By John J. Duncan Jr.

It was very sad to see the news reports on the loss of lives and the homes and even entire small towns that were burned in the recent fires in California, Oregon and Washington State.

What made it even sadder is that much of this loss could have been prevented by proper forest management.

For 22 of my 30 years in Congress, I served on the Natural Resources Committee. This was not my main committee but was still very important, having jurisdiction over our national parks, public lands and forests and foreign territories.

Several times during those years, we had hearings in which experts warned that the number and extent of forest fires were going to grow because we were not cutting enough trees.

We were told that there are usually about six billion board feet of dead or dying trees in our forests at any one time. For many years, we were cutting nine to twelve billion board feet in our national forests each year.

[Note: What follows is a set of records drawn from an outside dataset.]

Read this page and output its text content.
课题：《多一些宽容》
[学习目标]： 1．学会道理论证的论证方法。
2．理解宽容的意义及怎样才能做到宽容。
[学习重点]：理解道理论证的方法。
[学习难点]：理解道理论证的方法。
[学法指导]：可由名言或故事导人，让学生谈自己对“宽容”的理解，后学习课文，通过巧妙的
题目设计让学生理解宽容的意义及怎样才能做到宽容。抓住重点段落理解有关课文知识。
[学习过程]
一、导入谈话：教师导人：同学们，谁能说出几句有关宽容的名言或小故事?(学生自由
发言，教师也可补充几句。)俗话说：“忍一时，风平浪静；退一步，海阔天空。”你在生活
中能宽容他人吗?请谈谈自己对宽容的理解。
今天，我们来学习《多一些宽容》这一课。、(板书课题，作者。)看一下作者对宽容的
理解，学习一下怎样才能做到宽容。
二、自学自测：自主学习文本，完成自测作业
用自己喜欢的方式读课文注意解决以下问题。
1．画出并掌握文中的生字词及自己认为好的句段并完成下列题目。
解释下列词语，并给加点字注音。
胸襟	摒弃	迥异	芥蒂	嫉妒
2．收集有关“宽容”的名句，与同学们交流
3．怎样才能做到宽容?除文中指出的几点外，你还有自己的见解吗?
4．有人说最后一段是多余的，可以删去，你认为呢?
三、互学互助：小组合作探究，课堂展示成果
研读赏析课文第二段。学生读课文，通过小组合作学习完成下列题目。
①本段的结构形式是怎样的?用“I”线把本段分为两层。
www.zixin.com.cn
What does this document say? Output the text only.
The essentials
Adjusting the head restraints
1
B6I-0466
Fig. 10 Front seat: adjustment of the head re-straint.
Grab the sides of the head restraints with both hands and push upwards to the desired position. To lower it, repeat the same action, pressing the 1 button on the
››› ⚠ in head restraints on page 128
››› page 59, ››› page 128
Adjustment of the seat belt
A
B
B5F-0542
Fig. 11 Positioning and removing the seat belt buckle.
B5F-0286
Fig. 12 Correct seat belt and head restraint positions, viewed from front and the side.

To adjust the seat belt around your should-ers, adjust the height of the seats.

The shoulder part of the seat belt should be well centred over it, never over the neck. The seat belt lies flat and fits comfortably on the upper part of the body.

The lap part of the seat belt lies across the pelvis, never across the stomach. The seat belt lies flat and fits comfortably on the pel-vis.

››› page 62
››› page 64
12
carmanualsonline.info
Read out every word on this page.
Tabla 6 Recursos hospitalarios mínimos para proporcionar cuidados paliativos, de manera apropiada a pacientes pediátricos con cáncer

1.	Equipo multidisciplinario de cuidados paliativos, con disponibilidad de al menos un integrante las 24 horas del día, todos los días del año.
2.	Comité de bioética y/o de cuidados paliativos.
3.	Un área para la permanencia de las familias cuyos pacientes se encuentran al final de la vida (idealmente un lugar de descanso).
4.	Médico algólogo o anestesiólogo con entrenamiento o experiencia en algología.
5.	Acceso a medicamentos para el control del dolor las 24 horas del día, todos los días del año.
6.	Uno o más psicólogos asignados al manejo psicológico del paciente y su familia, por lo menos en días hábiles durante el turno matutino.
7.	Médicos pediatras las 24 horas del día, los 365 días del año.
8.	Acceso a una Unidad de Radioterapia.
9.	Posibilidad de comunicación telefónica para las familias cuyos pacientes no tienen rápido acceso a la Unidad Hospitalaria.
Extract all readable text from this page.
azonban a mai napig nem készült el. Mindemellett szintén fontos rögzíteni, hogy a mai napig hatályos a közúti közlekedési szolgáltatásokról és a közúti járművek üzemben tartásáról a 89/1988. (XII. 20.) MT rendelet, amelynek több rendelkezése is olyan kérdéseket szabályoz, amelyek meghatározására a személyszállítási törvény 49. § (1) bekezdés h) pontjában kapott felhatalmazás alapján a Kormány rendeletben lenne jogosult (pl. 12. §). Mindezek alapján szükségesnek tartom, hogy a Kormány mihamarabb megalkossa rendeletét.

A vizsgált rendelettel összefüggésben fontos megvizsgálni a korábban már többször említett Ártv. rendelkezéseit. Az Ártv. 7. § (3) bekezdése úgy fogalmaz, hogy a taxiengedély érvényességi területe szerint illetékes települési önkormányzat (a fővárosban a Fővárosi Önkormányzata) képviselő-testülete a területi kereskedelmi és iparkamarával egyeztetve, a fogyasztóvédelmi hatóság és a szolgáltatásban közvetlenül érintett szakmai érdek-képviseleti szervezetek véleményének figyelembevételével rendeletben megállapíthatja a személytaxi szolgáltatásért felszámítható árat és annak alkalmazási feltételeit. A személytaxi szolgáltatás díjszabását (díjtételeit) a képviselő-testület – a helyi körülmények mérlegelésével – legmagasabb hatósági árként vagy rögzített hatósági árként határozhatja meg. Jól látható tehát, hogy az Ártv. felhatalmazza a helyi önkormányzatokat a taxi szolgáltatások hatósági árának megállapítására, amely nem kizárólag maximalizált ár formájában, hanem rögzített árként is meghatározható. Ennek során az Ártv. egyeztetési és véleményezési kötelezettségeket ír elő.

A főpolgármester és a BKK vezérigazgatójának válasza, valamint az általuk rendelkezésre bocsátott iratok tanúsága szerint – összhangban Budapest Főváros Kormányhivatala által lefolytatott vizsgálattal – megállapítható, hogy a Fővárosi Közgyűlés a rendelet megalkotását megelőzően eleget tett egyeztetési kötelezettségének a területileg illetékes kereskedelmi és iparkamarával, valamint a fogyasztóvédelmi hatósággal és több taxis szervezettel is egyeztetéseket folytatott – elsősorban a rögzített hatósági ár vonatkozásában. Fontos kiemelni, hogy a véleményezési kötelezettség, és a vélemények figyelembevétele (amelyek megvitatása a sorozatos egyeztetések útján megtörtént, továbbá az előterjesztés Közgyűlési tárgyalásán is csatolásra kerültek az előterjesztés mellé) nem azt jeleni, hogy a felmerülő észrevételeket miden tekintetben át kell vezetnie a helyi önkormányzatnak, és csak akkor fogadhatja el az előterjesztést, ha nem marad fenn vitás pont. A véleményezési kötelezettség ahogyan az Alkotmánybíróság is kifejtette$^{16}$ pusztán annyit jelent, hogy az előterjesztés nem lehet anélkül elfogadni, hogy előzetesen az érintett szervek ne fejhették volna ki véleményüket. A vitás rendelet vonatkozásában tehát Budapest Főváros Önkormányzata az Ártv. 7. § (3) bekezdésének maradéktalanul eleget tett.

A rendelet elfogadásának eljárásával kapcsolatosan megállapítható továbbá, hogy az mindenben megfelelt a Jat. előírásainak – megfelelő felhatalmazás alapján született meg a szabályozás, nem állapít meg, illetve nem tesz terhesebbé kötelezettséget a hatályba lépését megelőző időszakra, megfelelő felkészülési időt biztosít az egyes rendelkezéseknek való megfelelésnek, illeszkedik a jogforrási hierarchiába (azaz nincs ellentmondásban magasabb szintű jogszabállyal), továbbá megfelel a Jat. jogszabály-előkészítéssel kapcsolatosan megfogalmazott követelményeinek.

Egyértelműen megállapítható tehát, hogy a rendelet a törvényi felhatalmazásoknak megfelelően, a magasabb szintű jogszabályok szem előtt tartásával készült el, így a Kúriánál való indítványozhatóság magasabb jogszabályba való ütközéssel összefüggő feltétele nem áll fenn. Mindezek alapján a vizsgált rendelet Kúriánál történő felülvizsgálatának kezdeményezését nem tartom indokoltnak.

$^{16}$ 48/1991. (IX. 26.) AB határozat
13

However, for the last 20 or 30 years, caving in to the most radical environmentalists, we have been cutting only about two billion board feet a year.

Formerly prosperous logging communities have been decimated. Rep. Tom McClintock (R-CA) said on the floor of the House in late September that the number of sawmills in California has dropped from 149 to just 27.

This has led to a tremendous buildup of fuel on the floor of the forests and has caused a big increase in the number of forest fires.

Many of these environmental extremists do not want people to live in our forests or even very rural areas. They see forest fires as nature’s way of thinning the forests.

And it is annoying to see so many young people, who know almost nothing about science or forest management, shout with great arrogance that climate change is the cause.

Environmental elitists have for many years supported the Wildlands Projects, now called by some the Wildlands Network.

They seem to want everyone jammed into a small number of urban-suburban centers with most of the country left as wilderness or supervised as federally controlled parks.

We now have created so many thousands of parks at the federal, state, and local levels that most of them get very little use and are not properly cared for. We do not need anymore parks unless we can figure a way for our entire population to stop working and go on permanent vacations.

It is astounding how much private property has been bought by government at all levels over the last 50 years or so.

With so much less thus much more expensive private property available to build houses on, this has led to big increases in the cost of new homes and forced them to be built on postage-stamp size lots.

Most environmental leftists came from upper income or wealthy families, so they are usually not hurt by expensive rules, regulations and red tape. But many lower and middle-income people are hurt.

Hopefully, people will soon wake up and realize that private property is a key to our freedom and prosperity. And, if government keeps taking more and more land off the tax rolls, taxes will go way up on land that is still privately-owned.